Prompt Engineering: Getting Better Outputs from LLMs

A large language model is the world’s most eager intern: dazzlingly well-read, weirdly literal, and prone to inventing answers rather than admitting it doesn’t know. Hand that intern a vague request and you’ll get vague work. Hand it a precise brief and it’ll astonish you. That gap between vague and precise is prompt engineering, and despite a few years of people declaring it dead, it remains the cheapest, fastest lever you have for better AI output.

Here’s the practical toolkit, current as of 2026.

Be specific, and give context

The single biggest upgrade is also the least glamorous: say what you actually want. “Write about dogs” is a coin flip. “Write a 120-word, upbeat product blurb for a chew toy aimed at first-time puppy owners, no exclamation marks” is a spec. Tell the model the audience, the format, the length, the tone, and any constraints. Models can’t read your mind; they can only read your prompt.

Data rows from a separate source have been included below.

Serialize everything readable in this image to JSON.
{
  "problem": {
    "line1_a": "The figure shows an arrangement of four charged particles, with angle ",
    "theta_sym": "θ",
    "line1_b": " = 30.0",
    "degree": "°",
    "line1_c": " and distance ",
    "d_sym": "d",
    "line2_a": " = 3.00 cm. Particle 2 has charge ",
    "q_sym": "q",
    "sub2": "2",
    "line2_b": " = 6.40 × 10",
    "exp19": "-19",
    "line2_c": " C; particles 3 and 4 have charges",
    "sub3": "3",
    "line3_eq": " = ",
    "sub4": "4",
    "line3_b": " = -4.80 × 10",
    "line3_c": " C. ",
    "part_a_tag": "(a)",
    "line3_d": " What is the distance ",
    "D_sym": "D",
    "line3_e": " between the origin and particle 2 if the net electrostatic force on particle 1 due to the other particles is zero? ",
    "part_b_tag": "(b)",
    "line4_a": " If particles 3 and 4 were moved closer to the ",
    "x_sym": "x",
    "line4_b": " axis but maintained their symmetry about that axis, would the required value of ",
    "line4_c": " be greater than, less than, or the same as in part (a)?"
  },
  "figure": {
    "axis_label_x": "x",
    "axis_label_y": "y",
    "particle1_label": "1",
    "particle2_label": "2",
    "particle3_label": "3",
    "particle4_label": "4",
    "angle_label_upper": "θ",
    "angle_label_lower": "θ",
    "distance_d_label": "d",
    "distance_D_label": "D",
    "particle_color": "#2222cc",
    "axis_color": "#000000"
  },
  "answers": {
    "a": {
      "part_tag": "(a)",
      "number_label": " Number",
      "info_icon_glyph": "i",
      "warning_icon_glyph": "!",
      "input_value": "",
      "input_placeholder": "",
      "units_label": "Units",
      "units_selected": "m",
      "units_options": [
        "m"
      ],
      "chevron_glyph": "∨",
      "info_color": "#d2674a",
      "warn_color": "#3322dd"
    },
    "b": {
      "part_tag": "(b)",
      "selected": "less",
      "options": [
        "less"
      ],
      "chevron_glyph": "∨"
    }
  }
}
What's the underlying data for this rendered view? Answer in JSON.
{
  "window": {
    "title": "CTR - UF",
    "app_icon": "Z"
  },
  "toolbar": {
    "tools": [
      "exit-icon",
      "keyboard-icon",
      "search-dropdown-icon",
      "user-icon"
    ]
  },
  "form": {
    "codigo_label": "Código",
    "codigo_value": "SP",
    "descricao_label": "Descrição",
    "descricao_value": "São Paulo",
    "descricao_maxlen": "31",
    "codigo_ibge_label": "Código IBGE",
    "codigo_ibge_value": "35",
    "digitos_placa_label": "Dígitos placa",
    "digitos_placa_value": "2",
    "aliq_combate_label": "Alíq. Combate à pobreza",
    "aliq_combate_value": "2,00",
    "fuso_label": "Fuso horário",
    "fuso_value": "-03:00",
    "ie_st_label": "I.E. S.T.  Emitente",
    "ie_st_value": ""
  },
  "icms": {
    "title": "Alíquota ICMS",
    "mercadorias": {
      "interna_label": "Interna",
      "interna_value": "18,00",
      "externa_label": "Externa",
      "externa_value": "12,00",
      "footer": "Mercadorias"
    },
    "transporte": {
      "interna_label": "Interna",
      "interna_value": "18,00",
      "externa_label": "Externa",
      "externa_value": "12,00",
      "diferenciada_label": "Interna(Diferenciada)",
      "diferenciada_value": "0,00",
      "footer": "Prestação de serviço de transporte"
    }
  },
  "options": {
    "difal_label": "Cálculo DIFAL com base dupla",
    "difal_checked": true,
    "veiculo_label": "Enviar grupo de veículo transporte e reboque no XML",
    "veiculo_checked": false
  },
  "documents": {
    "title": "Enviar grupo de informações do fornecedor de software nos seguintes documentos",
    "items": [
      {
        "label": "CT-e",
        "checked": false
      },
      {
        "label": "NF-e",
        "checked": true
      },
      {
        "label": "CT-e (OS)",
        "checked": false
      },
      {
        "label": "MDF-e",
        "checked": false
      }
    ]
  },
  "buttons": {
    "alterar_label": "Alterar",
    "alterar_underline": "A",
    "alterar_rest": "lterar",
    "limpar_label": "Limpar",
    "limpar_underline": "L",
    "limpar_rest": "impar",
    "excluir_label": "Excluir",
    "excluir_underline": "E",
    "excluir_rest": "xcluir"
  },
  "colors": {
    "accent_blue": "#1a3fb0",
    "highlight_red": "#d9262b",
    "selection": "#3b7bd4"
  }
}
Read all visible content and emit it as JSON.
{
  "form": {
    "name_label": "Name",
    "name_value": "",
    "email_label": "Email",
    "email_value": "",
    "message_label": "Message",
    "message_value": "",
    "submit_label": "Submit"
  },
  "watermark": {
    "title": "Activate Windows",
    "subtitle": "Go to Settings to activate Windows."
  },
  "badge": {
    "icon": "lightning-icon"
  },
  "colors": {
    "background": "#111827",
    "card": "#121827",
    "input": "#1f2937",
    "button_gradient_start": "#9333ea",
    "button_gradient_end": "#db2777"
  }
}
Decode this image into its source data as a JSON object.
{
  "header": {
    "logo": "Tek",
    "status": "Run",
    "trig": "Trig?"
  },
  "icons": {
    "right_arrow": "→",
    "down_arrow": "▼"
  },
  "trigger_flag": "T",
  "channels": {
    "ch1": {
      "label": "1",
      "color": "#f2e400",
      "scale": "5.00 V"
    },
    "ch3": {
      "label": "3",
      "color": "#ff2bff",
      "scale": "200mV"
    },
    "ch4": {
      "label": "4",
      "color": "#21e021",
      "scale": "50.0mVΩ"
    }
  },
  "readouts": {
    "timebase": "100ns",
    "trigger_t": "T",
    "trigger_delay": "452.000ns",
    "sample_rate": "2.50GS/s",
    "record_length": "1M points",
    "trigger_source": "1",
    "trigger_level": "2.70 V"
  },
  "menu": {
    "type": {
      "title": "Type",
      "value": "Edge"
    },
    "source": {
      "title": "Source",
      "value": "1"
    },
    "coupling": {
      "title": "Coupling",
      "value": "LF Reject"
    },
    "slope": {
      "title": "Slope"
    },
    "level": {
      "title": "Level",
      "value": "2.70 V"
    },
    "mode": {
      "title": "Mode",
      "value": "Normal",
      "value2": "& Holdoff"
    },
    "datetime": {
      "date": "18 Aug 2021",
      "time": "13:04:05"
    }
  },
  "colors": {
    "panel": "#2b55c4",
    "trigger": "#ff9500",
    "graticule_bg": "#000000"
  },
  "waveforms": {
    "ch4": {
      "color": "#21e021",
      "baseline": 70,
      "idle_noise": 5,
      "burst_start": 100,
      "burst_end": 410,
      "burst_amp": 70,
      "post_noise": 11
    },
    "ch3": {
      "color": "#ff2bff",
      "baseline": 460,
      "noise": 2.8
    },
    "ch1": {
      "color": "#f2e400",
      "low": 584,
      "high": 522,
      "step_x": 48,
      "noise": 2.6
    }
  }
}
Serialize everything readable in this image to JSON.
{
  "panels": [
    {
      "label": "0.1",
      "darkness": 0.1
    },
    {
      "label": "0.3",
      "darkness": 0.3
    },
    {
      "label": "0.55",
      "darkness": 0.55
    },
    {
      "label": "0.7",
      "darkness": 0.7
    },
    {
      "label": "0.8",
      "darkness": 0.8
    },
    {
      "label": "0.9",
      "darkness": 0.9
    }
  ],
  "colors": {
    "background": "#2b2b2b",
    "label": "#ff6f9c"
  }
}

One quietly important detail from recent research: frame positively. “Only use the data provided” consistently beats “don’t make things up.” Negations are slippery for models the same way “don’t think of a pink elephant” is slippery for you.

Assign a role (when it helps)

System or role prompts set perspective: “You are a meticulous copy editor who flags passive voice.” This genuinely helps for open-ended, creative, or stylistic tasks. But don’t cargo-cult it. For factual Q&A and classification, slapping “You are a world-class expert” on the front does roughly nothing. Use roles where perspective matters, skip them where it doesn’t.

Show, don’t just tell: few-shot examples

If describing what you want is hard, demonstrate it. A handful of examples teaches the model the pattern far more reliably than another paragraph of instructions.

Classify the sentiment as positive, negative, or neutral.

Review: "Arrived late and the box was crushed."
Sentiment: negative

Review: "Does exactly what it says."
Sentiment: neutral

Review: "Honestly the best purchase I've made all year."
Sentiment: positive

Review: "It's fine, I guess, for the price."
Sentiment:

Three to five diverse examples is the sweet spot. Don’t agonise over crafting the perfect example; instead cover the variety of inputs you’ll actually see, including the awkward edge cases.

Let it think: chain-of-thought

For multi-step reasoning, “think step by step before answering” still earns its keep — measurable double-digit accuracy gains on hard benchmarks. Models often get answers wrong not from ignorance but from skipping working, the way a rushed student fumbles arithmetic they actually know.

The 2026 caveat: don’t do this for reasoning models (the o-series, Claude’s extended thinking, Gemini’s thinking modes). They already reason internally, and bolting “think step by step” on top is like telling someone mid-thought to please start thinking. Reserve explicit chain-of-thought for standard, fast models.

Demand structured output

If a program is going to consume the answer, ask for a fixed shape — JSON, a table, a bulleted list — and say so explicitly. Most major APIs now offer a structured-output or JSON mode that guarantees parseable results, which beats hoping the model remembers to close its brackets. A useful combo: let the model reason freely, then require the final answer in a strict format. Discipline plus reviewability.

Decompose big asks

“Analyse this contract, summarise the risks, and draft a response” is three jobs wearing a trenchcoat. Split it. Run each step as its own prompt, feeding the output of one into the next. Smaller, focused tasks are more accurate and far easier to debug when something goes sideways — and you’ll know exactly which link in the chain broke.

Iterate like an engineer

Your first prompt is a draft, not a verdict. Change one thing, run it on a few real inputs, and compare. Treat prompts like code: version them, keep a handful of test cases, and don’t “fix” something on a single lucky run. The people who get reliably great output aren’t prompt whisperers — they just iterate more than everyone else.

Common failure modes

Too vague — the model fills the gaps with its own guesses.
Negative framing — say what to do, not what to avoid.
Over-engineering — skip Tree-of-Thought and other heavy methods unless a high-stakes task truly justifies the compute.
Cargo-culting — applying every trick everywhere instead of the one the task needs.
No evaluation — if you can’t tell good output from bad, you can’t improve it.

The takeaway checklist

Before you hit send, run through this:

Specific? Audience, format, length, tone, constraints all stated.
Context supplied? The model has the facts it needs.
Positive framing? Told it what to do, not just what to avoid.
Examples? Few-shot if the pattern is hard to describe.
Reasoning? “Step by step” for standard models; nothing extra for reasoning ones.
Output shape? A defined format if code consumes it.
Decomposed? One job per prompt.
Tested? Tried on real inputs, ready to iterate.

Tick those and you’ve moved from hoping the intern guesses right to handing them a brief they can’t misread. That’s the whole game.